Dicen que la alegría es una reacción química, un estado emocional transitorio, opuesto a la tristeza. De ser así, no seríamos más que el punto en una gráfica que oscila constantemente entre la euforia y la depresión. Pero somos más que un estallido de partículas, mucho más que un intercambio de iones. La alegría puede ser efímera... pero la felicidad ya es otra historia.

No es lo mismo ser feliz que estar alegre. La felicidad es esa panacea que todo el mundo busca pero cuya receta nadie conoce; en cambio, todo el mundo sabe cuándo se siente alegre. Solo tienes que jugar un partido con tus amigos, salir a tomarte un café, dejar que el sol acaricie tu rostro o recibir los cariñitos de tu mascota. No cabe duda de que en esos momentos la vida es buena, y de que ese calorcillo que sientes en tu pecho es lo que llamamos alegría.

Por desgracia, nuestras hormonas son caprichosas y el más leve cambio en su proporción basta para que pasemos de la tranquilidad al caos. Tristeza, rabia, nostalgia... Podemos experimentar tal cantidad de emociones que cualquier listado que elaborásemos al respecto se quedaría pequeño.

La cuestión, sin embargo, no es lo que sientes sino lo que eres. El profesor Alex Ramírez-Arballo dice en un podcast que no somos nuestras emociones. Ni nuestros miedos, ni nuestras dudas, ni nuestros traumas, ni nuestras inquietudes; todos tenemos de eso en grandes cantidades pero nadie es igual que los demás. Eres única o único, y eso es porque lo que eres no depende de lo que sientes en cada momento, sino de algo mucho más profundo y perdurable.

Depende de ti.

La felicidad, a diferencia de la alegría, no es un estado emocional sino un estilo de vida. Luis Carlos Lacorte nos lo dijo así cuando le entrevistamos hace ya un tiempo: cuando alguien tiene la actitud de ser feliz, consigue ser feliz.

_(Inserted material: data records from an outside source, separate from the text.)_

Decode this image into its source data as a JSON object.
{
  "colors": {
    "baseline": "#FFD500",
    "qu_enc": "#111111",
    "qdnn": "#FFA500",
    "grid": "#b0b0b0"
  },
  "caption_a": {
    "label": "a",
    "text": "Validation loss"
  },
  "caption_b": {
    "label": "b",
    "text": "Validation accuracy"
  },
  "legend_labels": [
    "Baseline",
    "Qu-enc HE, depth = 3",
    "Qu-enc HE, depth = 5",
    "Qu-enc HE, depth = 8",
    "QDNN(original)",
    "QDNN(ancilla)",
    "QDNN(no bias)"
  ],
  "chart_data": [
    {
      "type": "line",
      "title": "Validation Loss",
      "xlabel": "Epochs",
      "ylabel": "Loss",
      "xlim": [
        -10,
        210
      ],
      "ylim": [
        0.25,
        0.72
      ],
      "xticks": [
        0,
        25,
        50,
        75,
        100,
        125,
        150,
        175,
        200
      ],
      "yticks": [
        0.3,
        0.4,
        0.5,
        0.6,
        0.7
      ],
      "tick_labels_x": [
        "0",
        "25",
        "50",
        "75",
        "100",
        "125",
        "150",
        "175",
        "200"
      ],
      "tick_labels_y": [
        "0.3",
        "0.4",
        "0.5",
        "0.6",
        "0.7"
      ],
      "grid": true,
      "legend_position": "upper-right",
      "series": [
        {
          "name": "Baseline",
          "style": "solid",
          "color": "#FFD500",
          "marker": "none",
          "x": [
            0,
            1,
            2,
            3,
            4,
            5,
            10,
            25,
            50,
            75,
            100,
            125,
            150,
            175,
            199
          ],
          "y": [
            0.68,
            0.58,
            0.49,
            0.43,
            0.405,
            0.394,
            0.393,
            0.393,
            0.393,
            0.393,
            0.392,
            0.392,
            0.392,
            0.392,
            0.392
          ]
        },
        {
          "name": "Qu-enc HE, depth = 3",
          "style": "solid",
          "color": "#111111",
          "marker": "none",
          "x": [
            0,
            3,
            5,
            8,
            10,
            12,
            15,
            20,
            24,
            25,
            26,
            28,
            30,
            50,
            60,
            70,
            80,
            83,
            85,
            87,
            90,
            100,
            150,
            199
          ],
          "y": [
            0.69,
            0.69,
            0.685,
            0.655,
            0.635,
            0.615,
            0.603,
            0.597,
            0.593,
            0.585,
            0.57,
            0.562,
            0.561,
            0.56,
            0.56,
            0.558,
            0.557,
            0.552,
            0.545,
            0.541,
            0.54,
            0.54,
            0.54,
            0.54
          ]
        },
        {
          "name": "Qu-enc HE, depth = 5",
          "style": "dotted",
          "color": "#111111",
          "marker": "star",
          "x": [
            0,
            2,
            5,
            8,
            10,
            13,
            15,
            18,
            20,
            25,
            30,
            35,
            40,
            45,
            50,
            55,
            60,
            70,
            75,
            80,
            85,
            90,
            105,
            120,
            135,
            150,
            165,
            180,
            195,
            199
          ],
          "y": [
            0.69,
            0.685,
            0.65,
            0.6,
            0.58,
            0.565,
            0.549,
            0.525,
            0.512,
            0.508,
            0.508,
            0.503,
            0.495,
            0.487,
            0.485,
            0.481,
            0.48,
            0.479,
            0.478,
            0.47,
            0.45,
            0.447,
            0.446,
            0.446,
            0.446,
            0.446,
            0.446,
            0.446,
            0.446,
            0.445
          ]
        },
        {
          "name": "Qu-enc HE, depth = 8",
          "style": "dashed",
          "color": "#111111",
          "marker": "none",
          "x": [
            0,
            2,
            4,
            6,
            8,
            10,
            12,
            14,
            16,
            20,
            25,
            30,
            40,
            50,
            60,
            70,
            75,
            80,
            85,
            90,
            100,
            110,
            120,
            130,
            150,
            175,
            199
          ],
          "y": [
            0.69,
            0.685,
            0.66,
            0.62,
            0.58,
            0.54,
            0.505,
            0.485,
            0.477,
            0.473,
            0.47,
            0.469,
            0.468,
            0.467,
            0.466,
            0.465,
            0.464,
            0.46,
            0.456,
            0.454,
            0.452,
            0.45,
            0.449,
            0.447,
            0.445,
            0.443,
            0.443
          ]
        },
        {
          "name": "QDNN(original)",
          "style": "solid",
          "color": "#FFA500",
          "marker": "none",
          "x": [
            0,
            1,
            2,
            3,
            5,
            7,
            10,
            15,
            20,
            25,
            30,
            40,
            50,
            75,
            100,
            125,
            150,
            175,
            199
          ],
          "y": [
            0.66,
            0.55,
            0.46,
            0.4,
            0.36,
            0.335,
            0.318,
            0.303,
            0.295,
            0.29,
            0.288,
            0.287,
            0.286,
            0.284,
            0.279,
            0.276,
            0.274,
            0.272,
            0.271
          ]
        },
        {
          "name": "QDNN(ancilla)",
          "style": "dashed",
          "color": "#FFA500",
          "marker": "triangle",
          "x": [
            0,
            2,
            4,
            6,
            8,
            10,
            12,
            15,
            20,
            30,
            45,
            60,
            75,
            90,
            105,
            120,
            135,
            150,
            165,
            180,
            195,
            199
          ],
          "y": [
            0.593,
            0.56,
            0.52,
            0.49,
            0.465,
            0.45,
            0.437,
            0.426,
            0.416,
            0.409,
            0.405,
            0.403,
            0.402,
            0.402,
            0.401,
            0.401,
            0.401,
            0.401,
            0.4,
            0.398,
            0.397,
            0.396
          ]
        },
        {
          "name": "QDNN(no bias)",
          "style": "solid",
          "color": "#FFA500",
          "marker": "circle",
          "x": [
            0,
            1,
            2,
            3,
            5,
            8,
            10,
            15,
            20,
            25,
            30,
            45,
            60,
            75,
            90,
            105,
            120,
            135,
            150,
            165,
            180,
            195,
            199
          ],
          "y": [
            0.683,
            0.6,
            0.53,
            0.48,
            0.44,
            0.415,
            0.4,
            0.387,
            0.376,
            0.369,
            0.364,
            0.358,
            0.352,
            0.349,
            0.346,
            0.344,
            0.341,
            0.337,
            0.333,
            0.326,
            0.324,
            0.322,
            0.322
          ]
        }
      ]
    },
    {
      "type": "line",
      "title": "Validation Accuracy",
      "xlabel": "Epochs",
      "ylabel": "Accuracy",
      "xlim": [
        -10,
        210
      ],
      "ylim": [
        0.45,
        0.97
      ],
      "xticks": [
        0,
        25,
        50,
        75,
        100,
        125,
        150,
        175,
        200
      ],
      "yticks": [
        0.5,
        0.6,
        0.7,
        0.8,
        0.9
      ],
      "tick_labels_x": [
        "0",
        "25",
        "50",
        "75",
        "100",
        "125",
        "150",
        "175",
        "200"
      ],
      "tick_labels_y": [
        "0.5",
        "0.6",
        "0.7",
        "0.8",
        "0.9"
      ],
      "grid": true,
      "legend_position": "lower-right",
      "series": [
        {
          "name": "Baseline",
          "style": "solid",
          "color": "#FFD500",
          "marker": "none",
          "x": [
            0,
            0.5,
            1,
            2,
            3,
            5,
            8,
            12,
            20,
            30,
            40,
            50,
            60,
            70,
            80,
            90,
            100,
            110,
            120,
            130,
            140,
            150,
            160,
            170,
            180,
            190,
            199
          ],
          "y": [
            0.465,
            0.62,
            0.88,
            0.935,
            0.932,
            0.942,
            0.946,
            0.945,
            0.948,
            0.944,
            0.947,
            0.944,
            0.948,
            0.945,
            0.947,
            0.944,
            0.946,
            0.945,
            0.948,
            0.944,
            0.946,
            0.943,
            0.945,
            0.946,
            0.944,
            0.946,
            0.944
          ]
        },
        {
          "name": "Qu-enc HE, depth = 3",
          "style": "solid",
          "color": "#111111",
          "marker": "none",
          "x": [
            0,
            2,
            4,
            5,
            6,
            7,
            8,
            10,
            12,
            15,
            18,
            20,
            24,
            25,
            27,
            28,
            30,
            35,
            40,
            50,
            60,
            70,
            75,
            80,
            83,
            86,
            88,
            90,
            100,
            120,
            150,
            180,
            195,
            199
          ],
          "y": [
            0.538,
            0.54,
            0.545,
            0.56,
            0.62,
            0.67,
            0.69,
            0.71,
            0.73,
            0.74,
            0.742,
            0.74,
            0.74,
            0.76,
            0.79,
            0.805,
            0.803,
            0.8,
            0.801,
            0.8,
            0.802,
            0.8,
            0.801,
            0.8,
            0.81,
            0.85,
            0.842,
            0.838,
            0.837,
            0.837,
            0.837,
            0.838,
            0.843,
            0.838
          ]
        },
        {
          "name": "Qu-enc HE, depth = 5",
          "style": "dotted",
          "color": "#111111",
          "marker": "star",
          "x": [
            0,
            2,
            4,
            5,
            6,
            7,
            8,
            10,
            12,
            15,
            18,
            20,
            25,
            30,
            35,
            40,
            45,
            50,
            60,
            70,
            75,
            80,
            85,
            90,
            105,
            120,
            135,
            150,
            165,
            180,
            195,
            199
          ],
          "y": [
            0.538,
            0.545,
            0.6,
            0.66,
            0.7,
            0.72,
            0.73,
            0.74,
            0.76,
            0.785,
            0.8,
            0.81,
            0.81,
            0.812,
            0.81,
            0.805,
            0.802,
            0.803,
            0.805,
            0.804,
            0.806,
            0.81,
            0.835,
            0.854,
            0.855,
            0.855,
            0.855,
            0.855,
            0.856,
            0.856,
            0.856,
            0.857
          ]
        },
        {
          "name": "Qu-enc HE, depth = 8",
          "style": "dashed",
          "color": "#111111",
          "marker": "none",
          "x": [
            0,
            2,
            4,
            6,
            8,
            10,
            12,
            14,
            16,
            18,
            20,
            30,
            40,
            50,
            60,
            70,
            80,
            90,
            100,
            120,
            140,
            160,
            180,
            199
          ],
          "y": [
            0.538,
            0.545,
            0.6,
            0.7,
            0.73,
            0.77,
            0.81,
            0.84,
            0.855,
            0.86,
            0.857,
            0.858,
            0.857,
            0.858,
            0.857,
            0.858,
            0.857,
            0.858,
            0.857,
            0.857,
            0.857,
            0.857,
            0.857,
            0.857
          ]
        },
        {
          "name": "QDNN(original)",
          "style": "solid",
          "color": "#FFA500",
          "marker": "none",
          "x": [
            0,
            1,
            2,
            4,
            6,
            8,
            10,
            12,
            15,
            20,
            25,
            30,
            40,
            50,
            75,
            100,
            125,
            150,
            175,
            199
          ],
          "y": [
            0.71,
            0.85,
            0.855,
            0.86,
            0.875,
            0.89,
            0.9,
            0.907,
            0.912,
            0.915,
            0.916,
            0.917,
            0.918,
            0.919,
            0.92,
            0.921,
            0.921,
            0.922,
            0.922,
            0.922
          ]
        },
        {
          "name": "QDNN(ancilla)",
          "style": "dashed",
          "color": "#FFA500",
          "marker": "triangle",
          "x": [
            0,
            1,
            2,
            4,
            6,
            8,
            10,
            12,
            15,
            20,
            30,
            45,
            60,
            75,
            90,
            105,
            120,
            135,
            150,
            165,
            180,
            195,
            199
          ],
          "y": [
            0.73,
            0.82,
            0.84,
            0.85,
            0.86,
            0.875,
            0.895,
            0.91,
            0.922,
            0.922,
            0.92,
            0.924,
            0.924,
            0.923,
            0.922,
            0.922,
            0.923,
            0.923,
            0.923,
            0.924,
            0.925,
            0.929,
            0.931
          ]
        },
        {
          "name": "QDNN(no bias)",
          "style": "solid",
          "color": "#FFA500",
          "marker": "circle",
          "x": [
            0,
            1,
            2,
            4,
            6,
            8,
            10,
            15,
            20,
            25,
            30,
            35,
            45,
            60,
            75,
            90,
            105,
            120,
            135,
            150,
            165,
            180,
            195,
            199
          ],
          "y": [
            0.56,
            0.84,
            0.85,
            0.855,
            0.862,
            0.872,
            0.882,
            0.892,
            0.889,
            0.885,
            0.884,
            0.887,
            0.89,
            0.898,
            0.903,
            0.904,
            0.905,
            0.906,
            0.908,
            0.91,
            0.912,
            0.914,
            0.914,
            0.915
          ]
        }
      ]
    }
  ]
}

Hay personas que sufren mucho. Pero mucho, mucho, mucho... Personas que no tienen nada, literalmente. ¿Y sabes qué? Que probablemente sean más felices que cualquiera de nosotros. No siempre están alegres, claro; pero saben que el mero hecho de abrir los ojos cada mañana ya es un regalo, y por eso lo reciben con una sonrisa que no brota de la química de su organismo, sino de lo que anida en su corazón.

Eso es felicidad, algo más duradero que cualquier chute de alegría.